The cover of the French satirical magazine La Petite Lune in 1871
Copyright of the GETTY IMAGES imageImage caption A French magazine with a caricature of Darwin and his theory that humans and monkeys share a common ancestor.

 

To survive, animals had to have competitive characteristics to find food, avoid becoming another person’s food and reproduce. This forced them to change from generation to generation.

Al-Jahiz’s ideas influenced other later Muslim thinkers. His work was read by men such as al-Farabi, al-Arabi, al-Biruni and Ibn Khaldun.

The “spiritual father” of Pakistan, Muhammad Iqbal, also widely known as Allama Iqbal, noted the importance of al-Jahiz in his collection of lectures, published in 1930.

He stressed that “it was al-Jahiz who pointed out the changes that occur in the lives of animals due to migration and changes in the environment.”

“Mohammedan theory”

The contribution of the Muslim world to the idea of ​​evolution was not a secret for the European intellectual of the nineteenth century. In fact, a contemporary of Darwin, the scientist William Draper, spoke of the “theory of Mohammedan evolution” in 1878.

However, there is no evidence that Darwin was familiar with al-Jahiz’s work , or that he understood Arabic.

Drawing of four species of finches observed by Darwin in the Galapagos Islands
Copyright of the GETTY IMAGES imageImage caption Darwin noticed a variation of the beak while observing different species of finches in the Galapagos Islands.

 

The British naturalist legitimately deserves his reputation as a scientist who spent years traveling and observing the natural world, and who founded his theory with unprecedented detail and clarity, transforming the way we think about the world.
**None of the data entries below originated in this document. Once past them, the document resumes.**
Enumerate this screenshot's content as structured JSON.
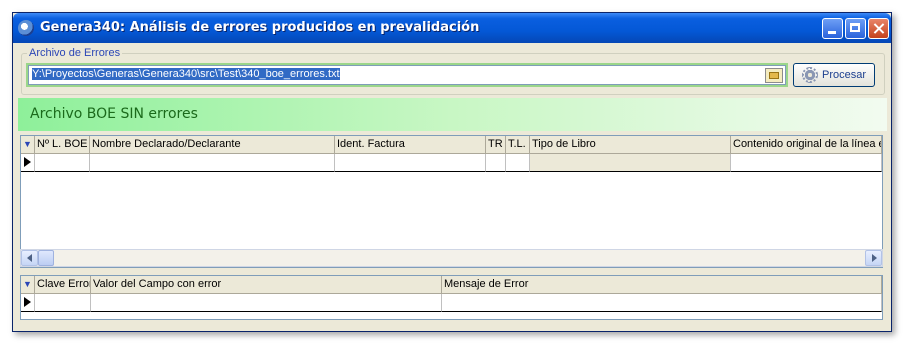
{
  "window": {
    "title": "Genera340: Análisis de errores producidos en prevalidación"
  },
  "file_section": {
    "group_label": "Archivo de Errores",
    "path_value": "Y:\\Proyectos\\Generas\\Genera340\\src\\Test\\340_boe_errores.txt",
    "process_label": "Procesar"
  },
  "status_banner": {
    "text": "Archivo BOE SIN errores",
    "color": "#1b6a1b"
  },
  "records_grid": {
    "columns": [
      "Nº L. BOE",
      "Nombre Declarado/Declarante",
      "Ident. Factura",
      "TR",
      "T.L.",
      "Tipo de Libro",
      "Contenido original de la línea en"
    ]
  },
  "errors_grid": {
    "columns": [
      "Clave Error",
      "Valor del Campo con error",
      "Mensaje de Error"
    ]
  },
  "icons": {
    "app": "app-logo-icon",
    "folder": "folder-open-icon",
    "process": "gear-icon"
  }
}
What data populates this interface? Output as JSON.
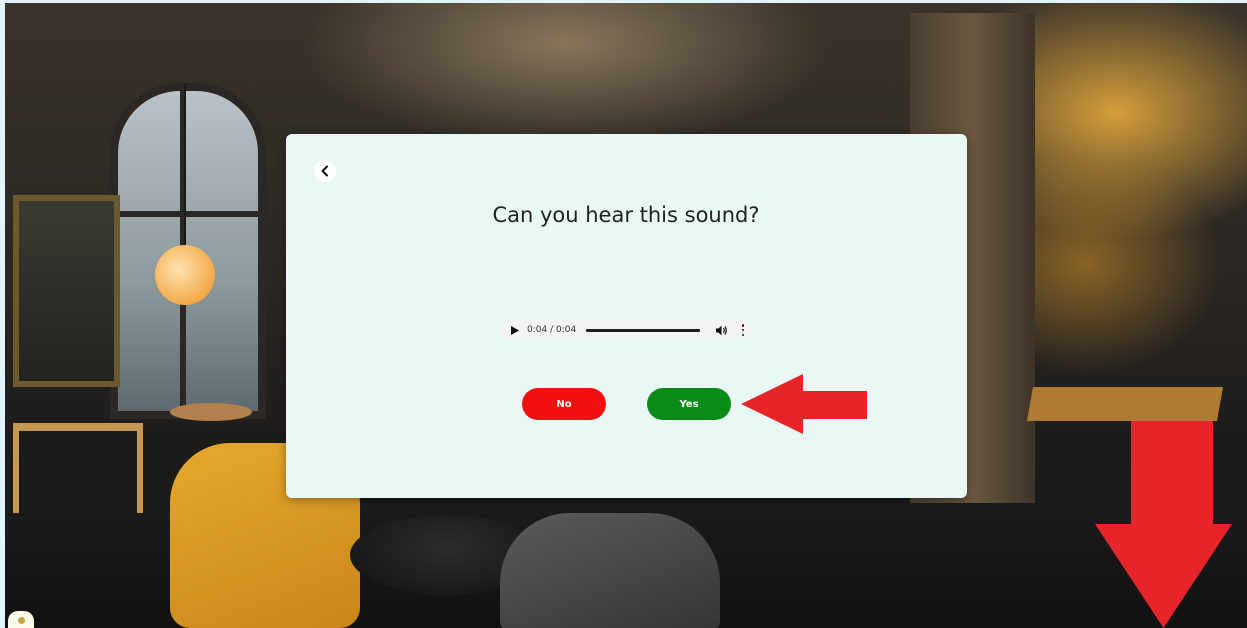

But science journalist Ehsan Masood, who has made a radio documentary series for the BBC called “Islam and Science,” says it is important to remember others who have contributed to the history of evolutionary thought.

Creationism

It also highlights that creationism did not seem to exist as a significant movement during the 9th century in Iraq, when Baghdad and Basra were the main centers of advanced learning in Islamic civilization.

” The scientists did not spend hours examining passages of Revelation to see if they were comparable to the observed knowledge of the natural world,” Masood wrote in an article on al-Jahiz in the British newspaper The Guardian .

“Instead, they went out and tried to discover things for themselves.”

In the end, it was the search for knowledge that caused the death of al-Jahiz. It is said that at the age of 92, when he was trying to reach a book from a heavy bookcase, it collapsed on top of him, killing him.